On 20 May 1917, Rapp Motorenwerke registered the documentation for the construction design for the new engine, dubbed project "BBE". Friz' design, based on Karl Rapp's design) was laid out as an in-line six-cylinder, which guaranteed optimum balance, therefore few, small vibrations. The engine was successful, but the real breakthrough came in 1917, when Friz integrated a basically simple throttle butterfly into the "high-altitude carburettor", enabling the engine to develop its full power high above the ground. This is precisely the reason why the engine, now dubbed "Type IIIa", had unique superiority in air combat. The water-cooled in-line 6-cylinder engine's reputation grew very quickly.

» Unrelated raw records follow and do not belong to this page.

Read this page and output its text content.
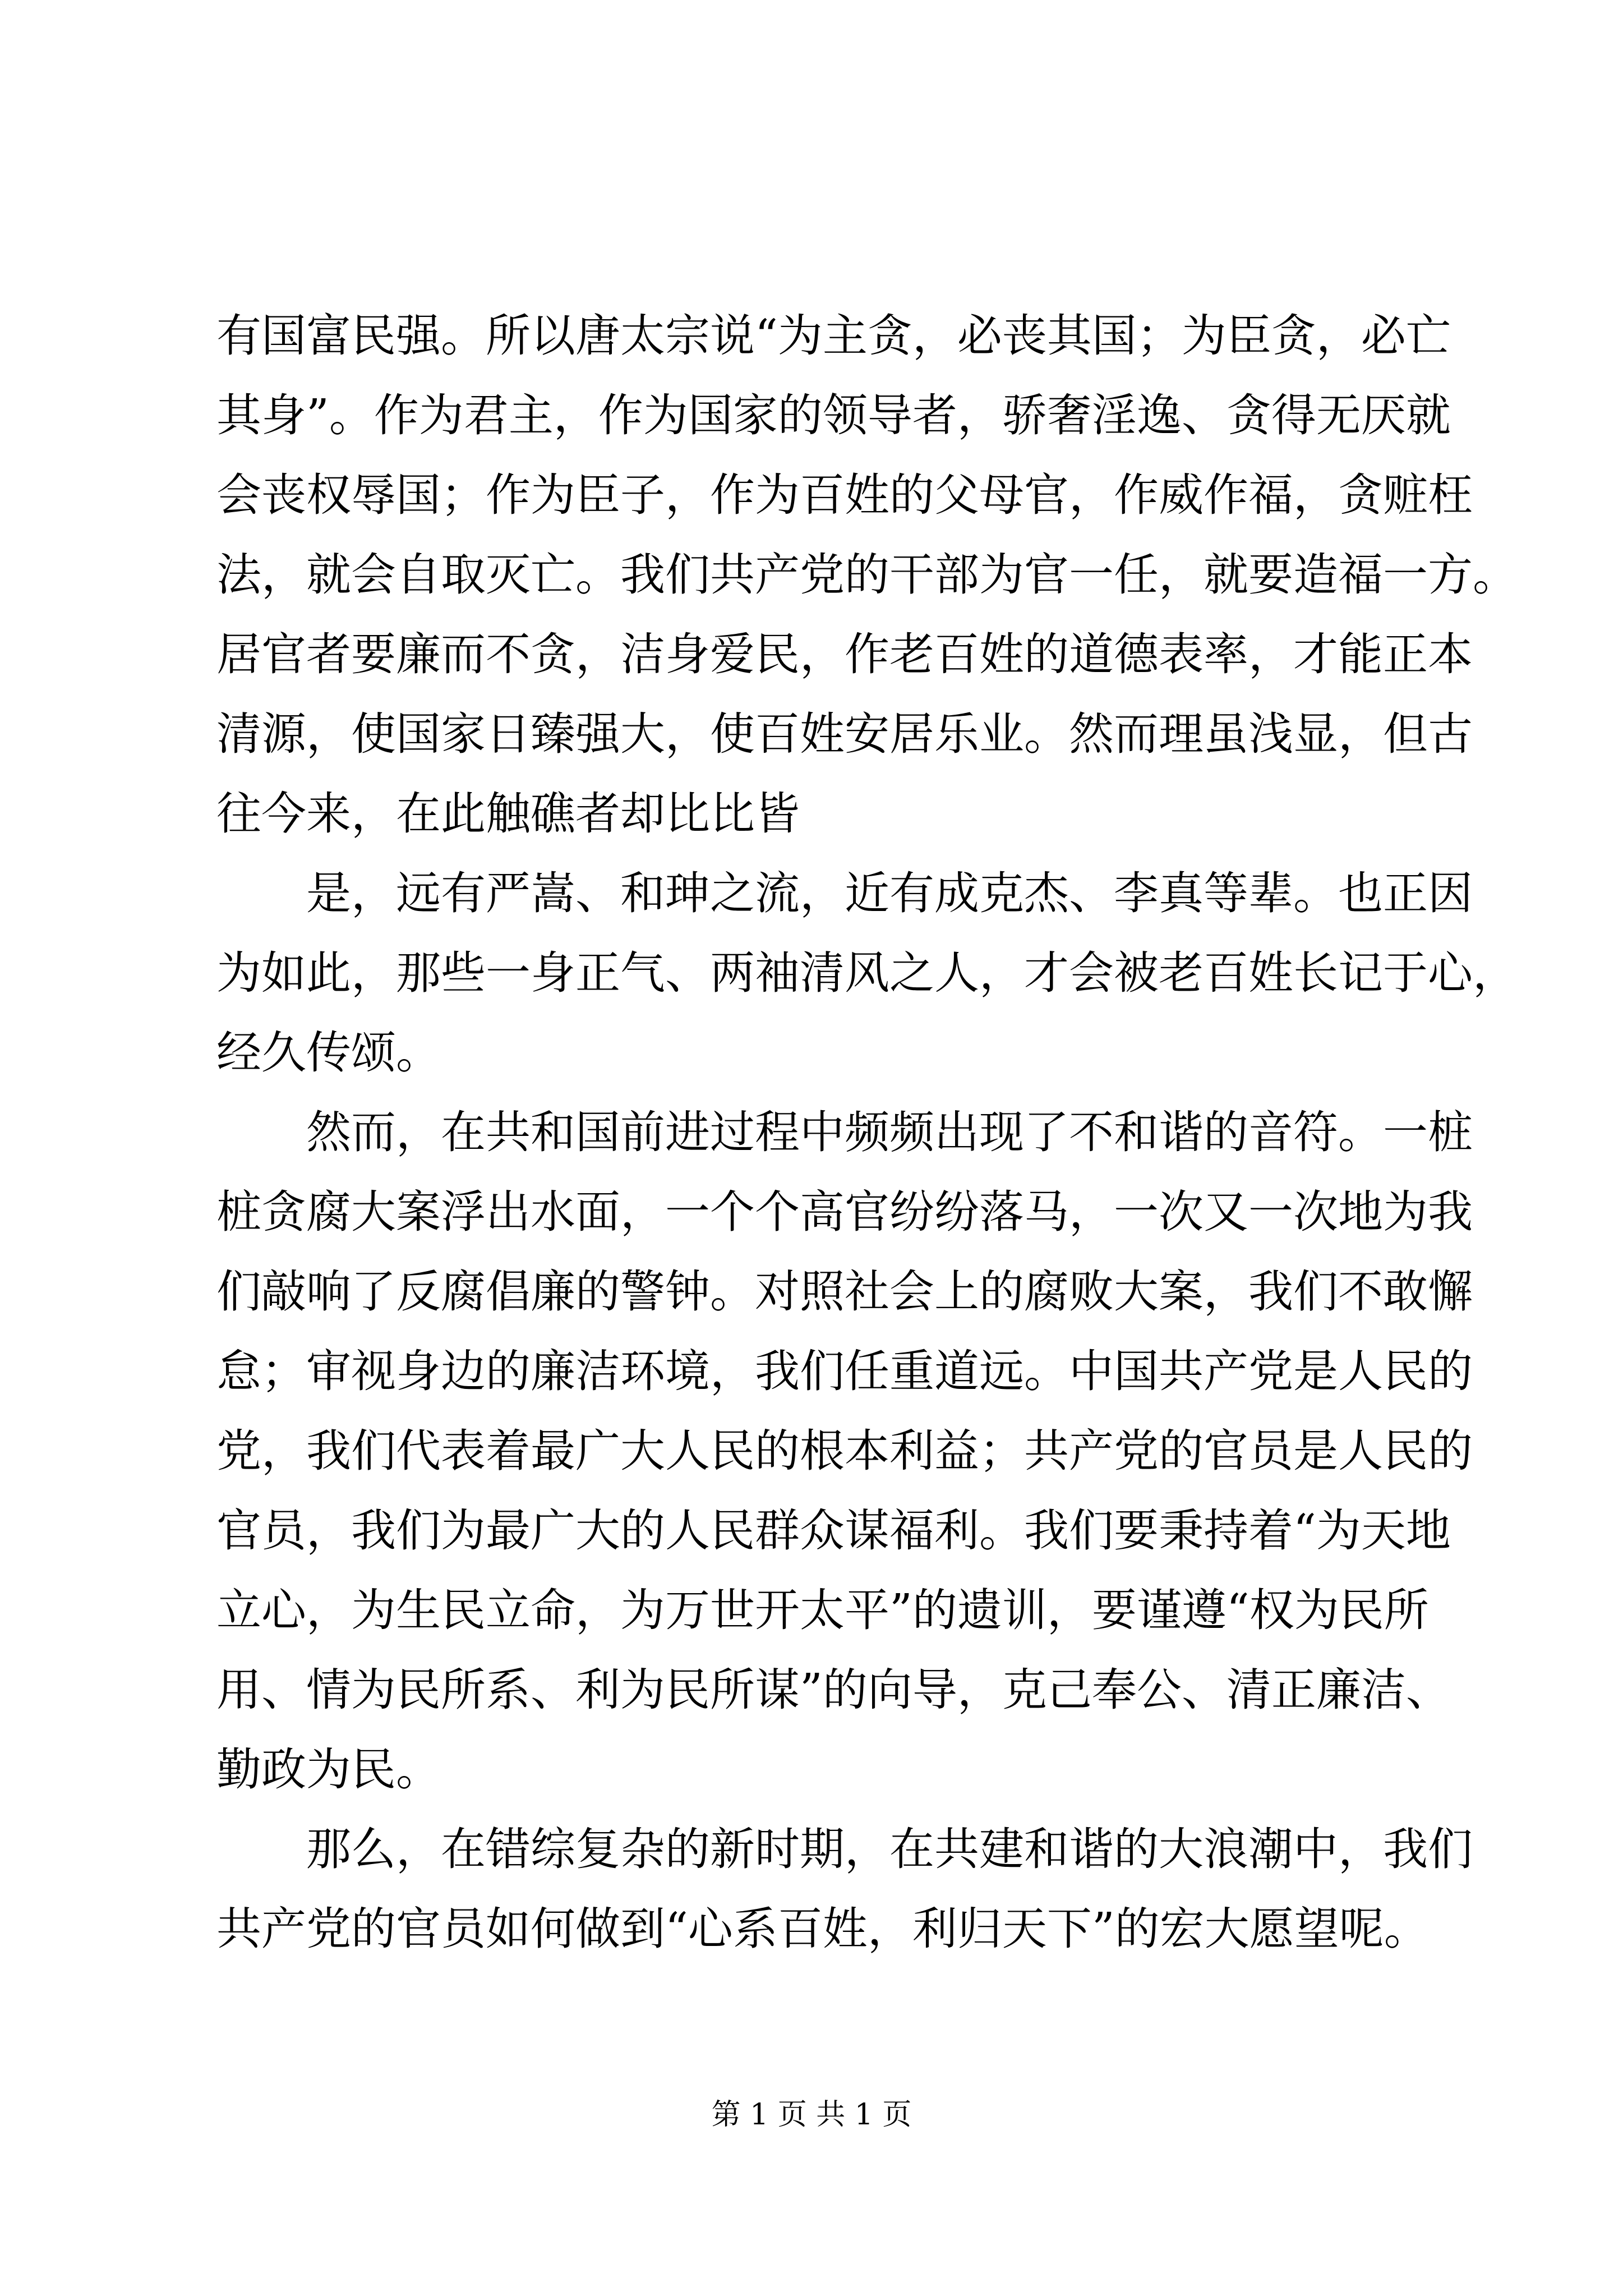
有国富民强。所以唐太宗说“为主贪，必丧其国；为臣贪，必亡
其身”。作为君主，作为国家的领导者，骄奢淫逸、贪得无厌就
会丧权辱国；作为臣子，作为百姓的父母官，作威作福，贪赃枉
法，就会自取灭亡。我们共产党的干部为官一任，就要造福一方。
居官者要廉而不贪，洁身爱民，作老百姓的道德表率，才能正本
清源，使国家日臻强大，使百姓安居乐业。然而理虽浅显，但古
往今来，在此触礁者却比比皆
　　是，远有严嵩、和珅之流，近有成克杰、李真等辈。也正因
为如此，那些一身正气、两袖清风之人，才会被老百姓长记于心，
经久传颂。
　　然而，在共和国前进过程中频频出现了不和谐的音符。一桩
桩贪腐大案浮出水面，一个个高官纷纷落马，一次又一次地为我
们敲响了反腐倡廉的警钟。对照社会上的腐败大案，我们不敢懈
怠；审视身边的廉洁环境，我们任重道远。中国共产党是人民的
党，我们代表着最广大人民的根本利益；共产党的官员是人民的
官员，我们为最广大的人民群众谋福利。我们要秉持着“为天地
立心，为生民立命，为万世开太平”的遗训，要谨遵“权为民所
用、情为民所系、利为民所谋”的向导，克己奉公、清正廉洁、
勤政为民。
　　那么，在错综复杂的新时期，在共建和谐的大浪潮中，我们
共产党的官员如何做到“心系百姓，利归天下”的宏大愿望呢。
第 1 页 共 1 页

Franz-Zeno Diemer, the pioneering aviator, sets a new world altitude record with a 32,000 ft (9760 m) flight in 1919 using the BMW IVa engine.
It was the success of this engine that allowed the company to grow exceptionally fast, necessitating the restructuring of the company. In 1917, Rapp Motorenwerke is renamed Bayerische Motoren Werke GmbH the predecessor to the modern day BMW AG. Friz, as Design Director for BMW, designed further aircraft engines which strengthened BMW's reputation still further in later years.

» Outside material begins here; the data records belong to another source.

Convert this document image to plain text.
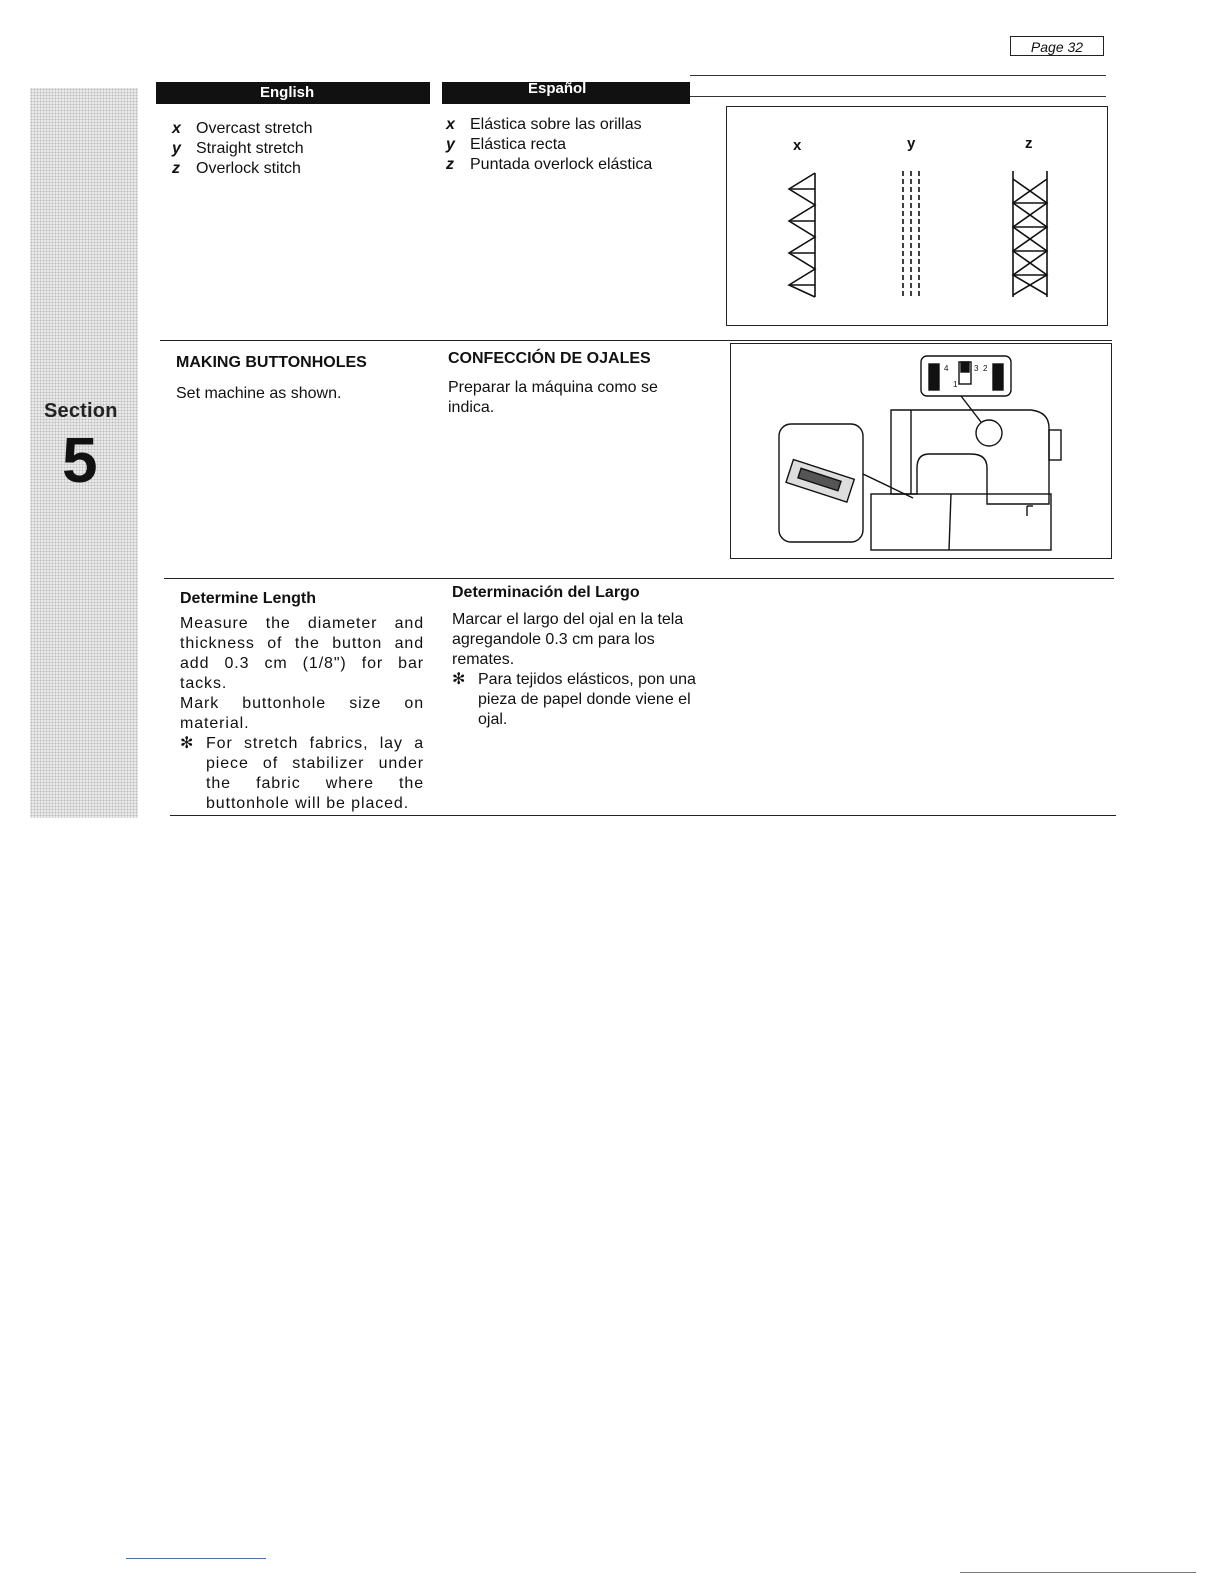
Page 32
Section
5
English	Español
x Overcast stretch
y Straight stretch
z	Overlock stitch
x Elástica sobre las orillas
y Elástica recta
z	Puntada overlock elástica
x	y	z
MAKING BUTTONHOLES
Set machine as shown.
CONFECCIÓN DE OJALES
Preparar la máquina como se indica.
4	3 2
1
Determine Length
Measure the diameter and thickness of the button and add 0.3 cm (1/8") for bar tacks.
Mark buttonhole size on material.
✻ For stretch fabrics, lay a piece of stabilizer under the fabric where the buttonhole will be placed.
Determinación del Largo
Marcar el largo del ojal en la tela agregandole 0.3 cm para los remates.
✻ Para tejidos elásticos, pon una pieza de papel donde viene el ojal.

With World War I over, the company was forbidden from aircraft design. This necessitated the need for new avenues of growth for the company. Friz, with his designs and engineering expertise, launches BMW into the motorcycle market with the development of the R32 motorcycle, which established the foundation for all future boxer powered BMW motorcycles (in addition to numerous motorsport titles and world records).
Friz and his team of engineers design the first "boxer" (or opposed twin) engine was the fore-and-aft M2B15, based on a British Douglas design. It was manufactured by BMW in 1921/1922 but mostly used in other brands of motorcycles, notably Victoria of Nuremberg. The M2B15 proved to be moderately successful and BMW used it in its own Helios motorcycle. BMW also developed and manufactured a small 2-stroke motorcycle called the "Flink" for a short time. When BMW Gmbh went public in 1922, Friz was named the first Chief Engineer and Design Director of BMW AG, a post he would hold until 1937.

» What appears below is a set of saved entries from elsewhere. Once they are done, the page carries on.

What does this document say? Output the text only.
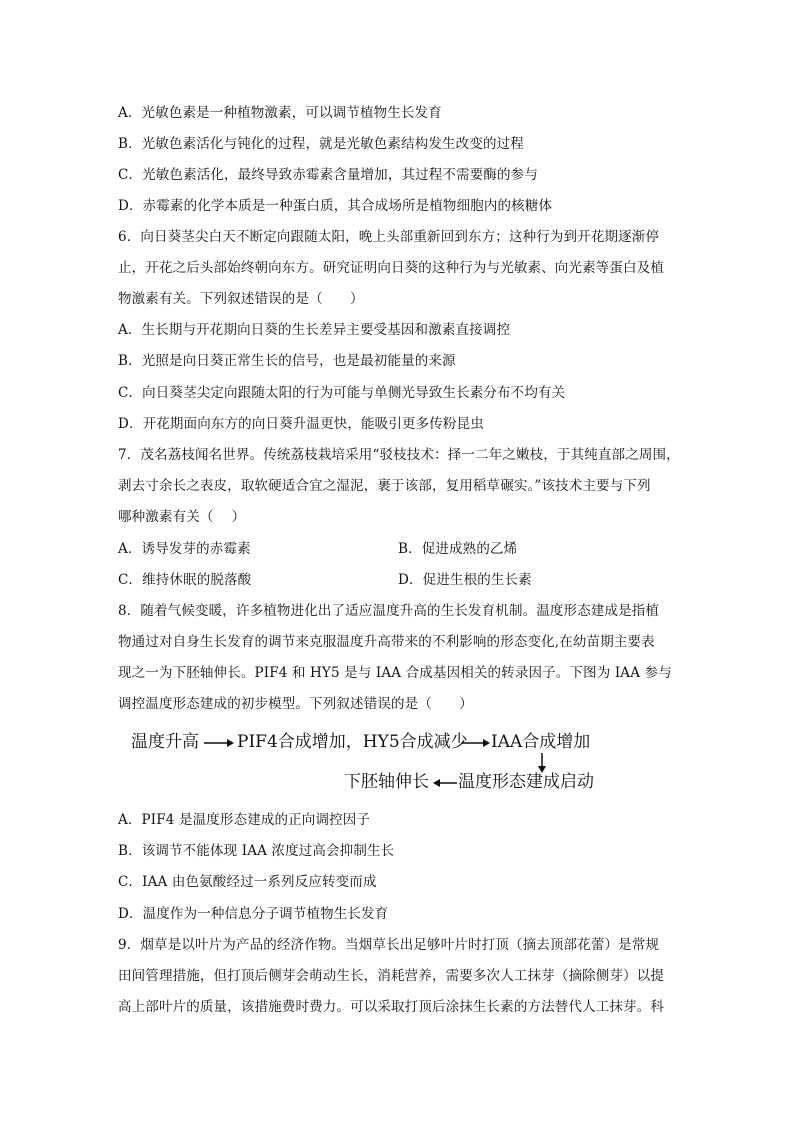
A．光敏色素是一种植物激素，可以调节植物生长发育
B．光敏色素活化与钝化的过程，就是光敏色素结构发生改变的过程
C．光敏色素活化，最终导致赤霉素含量增加，其过程不需要酶的参与
D．赤霉素的化学本质是一种蛋白质，其合成场所是植物细胞内的核糖体
6．向日葵茎尖白天不断定向跟随太阳，晚上头部重新回到东方；这种行为到开花期逐渐停
止，开花之后头部始终朝向东方。研究证明向日葵的这种行为与光敏素、向光素等蛋白及植
物激素有关。下列叙述错误的是（　　）
A．生长期与开花期向日葵的生长差异主要受基因和激素直接调控
B．光照是向日葵正常生长的信号，也是最初能量的来源
C．向日葵茎尖定向跟随太阳的行为可能与单侧光导致生长素分布不均有关
D．开花期面向东方的向日葵升温更快，能吸引更多传粉昆虫
7．茂名荔枝闻名世界。传统荔枝栽培采用“驳枝技术：择一二年之嫩枝，于其纯直部之周围，
剥去寸余长之表皮，取软硬适合宜之湿泥，裹于该部，复用稻草碾实。”该技术主要与下列
哪种激素有关（　 ）
A．诱导发芽的赤霉素	B．促进成熟的乙烯
C．维持休眠的脱落酸	D．促进生根的生长素
8．随着气候变暖，许多植物进化出了适应温度升高的生长发育机制。温度形态建成是指植
物通过对自身生长发育的调节来克服温度升高带来的不利影响的形态变化,在幼苗期主要表
现之一为下胚轴伸长。PIF4 和 HY5 是与 IAA 合成基因相关的转录因子。下图为 IAA 参与
调控温度形态建成的初步模型。下列叙述错误的是（　　）
温度升高 PIF4合成增加，HY5合成减少 IAA合成增加
下胚轴伸长 温度形态建成启动
A．PIF4 是温度形态建成的正向调控因子
B．该调节不能体现 IAA 浓度过高会抑制生长
C．IAA 由色氨酸经过一系列反应转变而成
D．温度作为一种信息分子调节植物生长发育
9．烟草是以叶片为产品的经济作物。当烟草长出足够叶片时打顶（摘去顶部花蕾）是常规
田间管理措施，但打顶后侧芽会萌动生长，消耗营养，需要多次人工抹芽（摘除侧芽）以提
高上部叶片的质量，该措施费时费力。可以采取打顶后涂抹生长素的方法替代人工抹芽。科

With the development of its first light alloy cylinder head, a much more significant "across the frame" version of the boxer engine was designed. In 1923 the R32 debuted at the Paris Auto Show, and caused quite a sensation among engineers and consumers alike. Using the new aluminum alloy cylinders, Friz designed a 486 cc (29.7 cu in) engine with 8.5 hp (6.3 kW) and a top speed of 95–100 km/h (59–62 mph). The R32 was the second major product Friz designed for his company, effectively keeping the company solvent during a difficult time.
The engine and gear box formed a bolt-up single unit. At a time when many motorcycle manufacturers used a total-loss oiling systems, the new BMW engine featured a recirculating wet-sump oiling system. However, it was not a "high-pressure oil" system based on shell bearings and tight clearances that we are familiar with, but a drip feed to roller bearings. This system was used by BMW until 1969. The wet-sump system was not overly common on motorcycles until the 1970s and the arrival of Japanese motorcycles. Until then, many manufacturers had used dry sump, with an external oil-tank made of sheet-metal.
Friz was appointed to General Manager of BMW-Flugmotorenbau GmbH, Munich in 1934, and was there until 1937. With BMW continued growth into automobiles, Friz succeeded Leo C. Grass as General Manager of Flugmotorenfabrik Eisenach GmbH, overseeing development of automobile engine design and development. 1945 Friz retired from BMW. Friz was honored with an Honorary Doctorate from the Munich College of Advanced Technology in 1954.
Friz died in Tegernsee on June 9, 1966.